[77] At Holm-Lacey is preserved a sketch, in crayons, by Pope, (when on a visit there) of Lord Strafford by Vandyke. It is well known that Pope painted Betterton in oil colours, and gave it to Lord Mansfield. The noble lord regretted the loss of this memorial, when his house was consumed at the time of the disgraceful and ignorant riots.
[78] Sir Joshua Reynolds used to tell the following anecdote relative to Pope.—"When Reynolds was a young man, he was present at an auction of very scarce pictures, which attracted a great crowd of connoisseurs and others; when, in the moment of a very interesting piece being put up, Mr. Pope entered the room. All was in an instant, from a scene of confusion and bustle, a dead calm. The auctioneer, as if by instinct, suspended his hammer. The audience, to an individual, as if by the same impulse, rose up to receive the poet; and did not resume their seats till he had reached the upper end of the room."
A similar honour was paid to the Abbé Raynal, whose reputation was such, that the Speaker of the House of Commons observing him among the spectators, suspended the business of the house till he had seen the eloquent historian placed in a more commodious seat. It is painful to relate, that this powerful writer, and good man, who narrowly escaped the guillotine, expired in a garret, in extreme poverty, at the age of eighty-four; the only property he left being one assignat of fifty livres, worth not threepence in ready money. Perhaps one might have applied the following anecdote (told by Dr. Drake in his Literary Hours) to Abbé Raynal:—"A respectable character, having long figured in the gay world at Paris, was at length compelled to live in an obscure retreat in that city, the victim of severe misfortunes. He was so indigent, that he subsisted only on an allowance from the parish. Every week bread was sent to him sufficient for his support, and yet at length, he demanded more. On this the curate sent for him. 'Do you live alone?' said the curate. 'With whom, sir, is it possible I should live? I am wretched, since I thus solicit charity, and am abandoned by all the world.' 'But, sir, if you live alone, why do you ask for more bread than is sufficient for yourself?' The other at last, with great reluctance, confessed that he had a dog. The curate desired him to observe, that he was only the distributor of the bread that belonged to the poor, and that it was absolutely necessary that he should dispose of his dog. 'Ah, sir!' exclaimed the poor man, weeping, 'and if I lose my dog, who is there then to love me?' The good pastor took his purse, and giving it to him, 'take this, sir,' said he; 'this is mine—this I can give.'"
[79] How applicable are Gray's lines to Lord Byron himself, now!
Can storied urn or animated bust
Back to its mansion call the fleeting breath?
Can honour's voice provoke the silent dust,
Or flatt'ry soothe the dull cold ear of death?

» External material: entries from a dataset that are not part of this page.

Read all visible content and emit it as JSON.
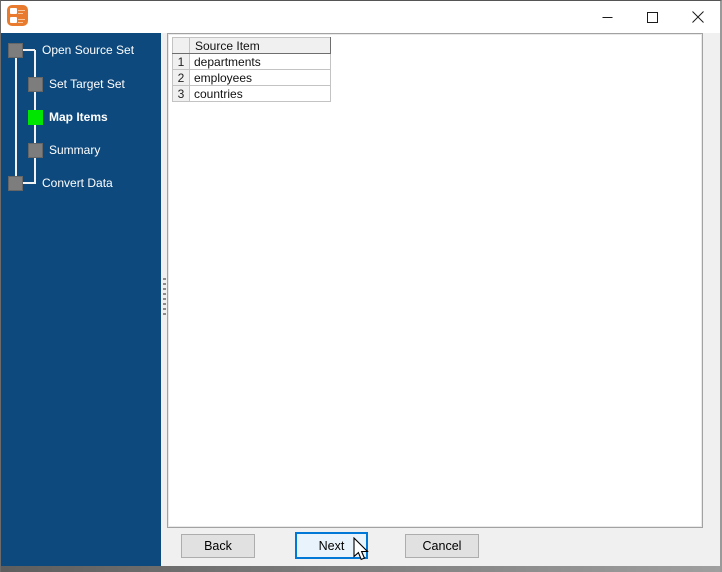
{
  "window": {
    "icon": "converter-app-icon",
    "controls": {
      "minimize": "minimize",
      "maximize": "maximize",
      "close": "close"
    }
  },
  "sidebar": {
    "steps": [
      {
        "label": "Open Source Set",
        "state": "pending"
      },
      {
        "label": "Set Target Set",
        "state": "pending"
      },
      {
        "label": "Map Items",
        "state": "active"
      },
      {
        "label": "Summary",
        "state": "pending"
      },
      {
        "label": "Convert Data",
        "state": "pending"
      }
    ]
  },
  "main": {
    "table": {
      "columns": [
        "",
        "Source Item"
      ],
      "rows": [
        {
          "num": "1",
          "item": "departments"
        },
        {
          "num": "2",
          "item": "employees"
        },
        {
          "num": "3",
          "item": "countries"
        }
      ]
    }
  },
  "footer": {
    "back_label": "Back",
    "next_label": "Next",
    "cancel_label": "Cancel"
  },
  "colors": {
    "sidebar_bg": "#0d497d",
    "active_step_green": "#00e600",
    "step_box_gray": "#7d7d7d",
    "accent_blue": "#0078d7",
    "button_face": "#e1e1e1",
    "panel_bg": "#ffffff",
    "footer_bg": "#f0f0f0"
  }
}
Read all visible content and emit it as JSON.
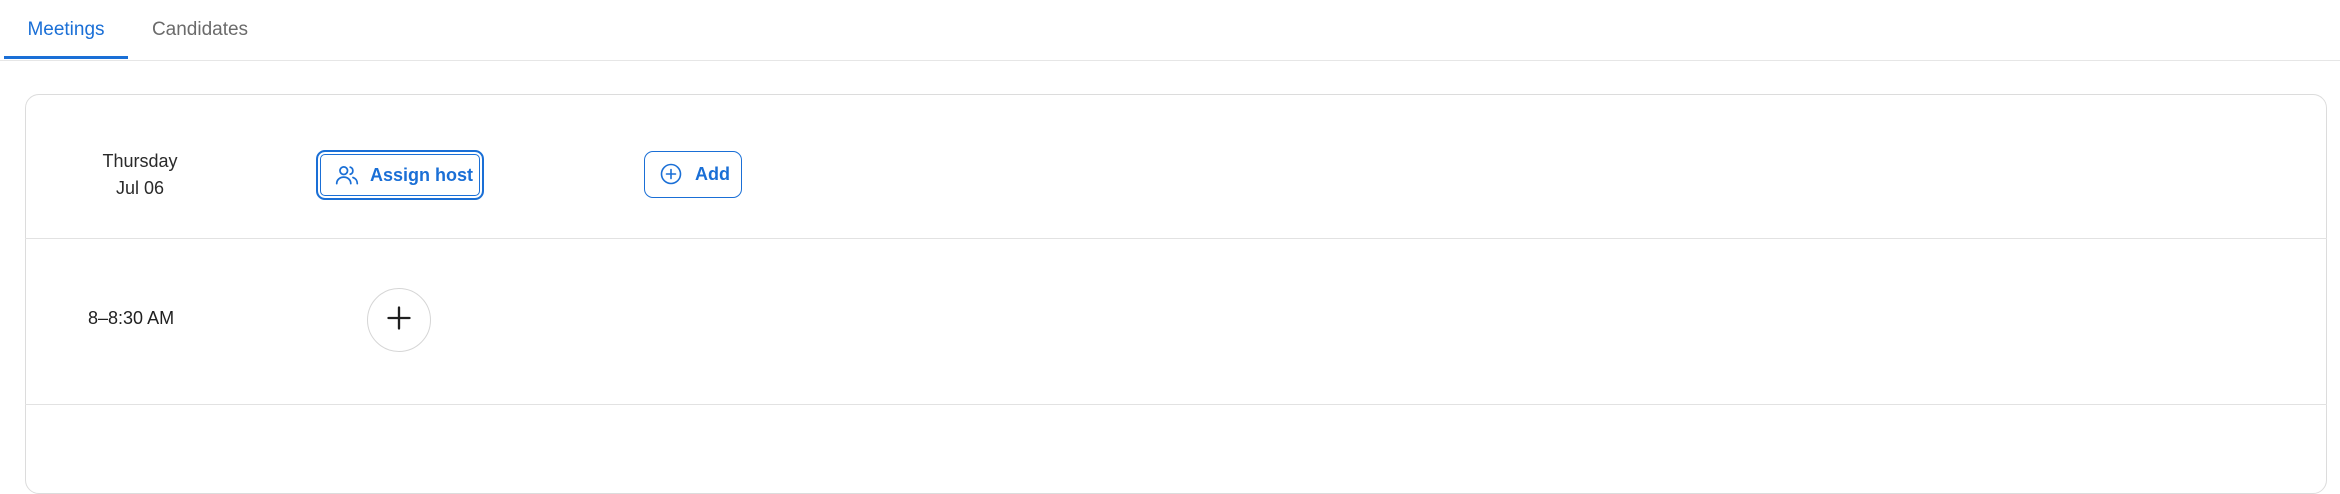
{
  "tabs": {
    "meetings": "Meetings",
    "candidates": "Candidates"
  },
  "day": {
    "weekday": "Thursday",
    "date": "Jul 06"
  },
  "actions": {
    "assign_host": "Assign host",
    "add": "Add"
  },
  "slots": [
    {
      "time": "8–8:30 AM"
    }
  ],
  "colors": {
    "accent": "#1a6fd6",
    "border": "#dcdcdc"
  }
}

Perhaps in this neglected spot is laid
Some heart once pregnant with celestial fire!—
[80] Mr. Bowles, in some stanzas written since the death of Byron, thus feelingly apostrophizes his noble spirit:—
But I will bid th' Arcadian cypress wave,
Pluck the green laurel from Peneus' side,
And pray thy spirit may such quiet have
That not one thought unkind be murmur'd o'er thy grave.
[81] Perhaps one motive (no doubt there were numberless others) that might have induced Mr. Mason thus to honour the memory of Pope,
——letting cold tears bedew his silver urn,
might have been from the recollection of his attachment to what equally charmed Mr. Mason—the love of gardens.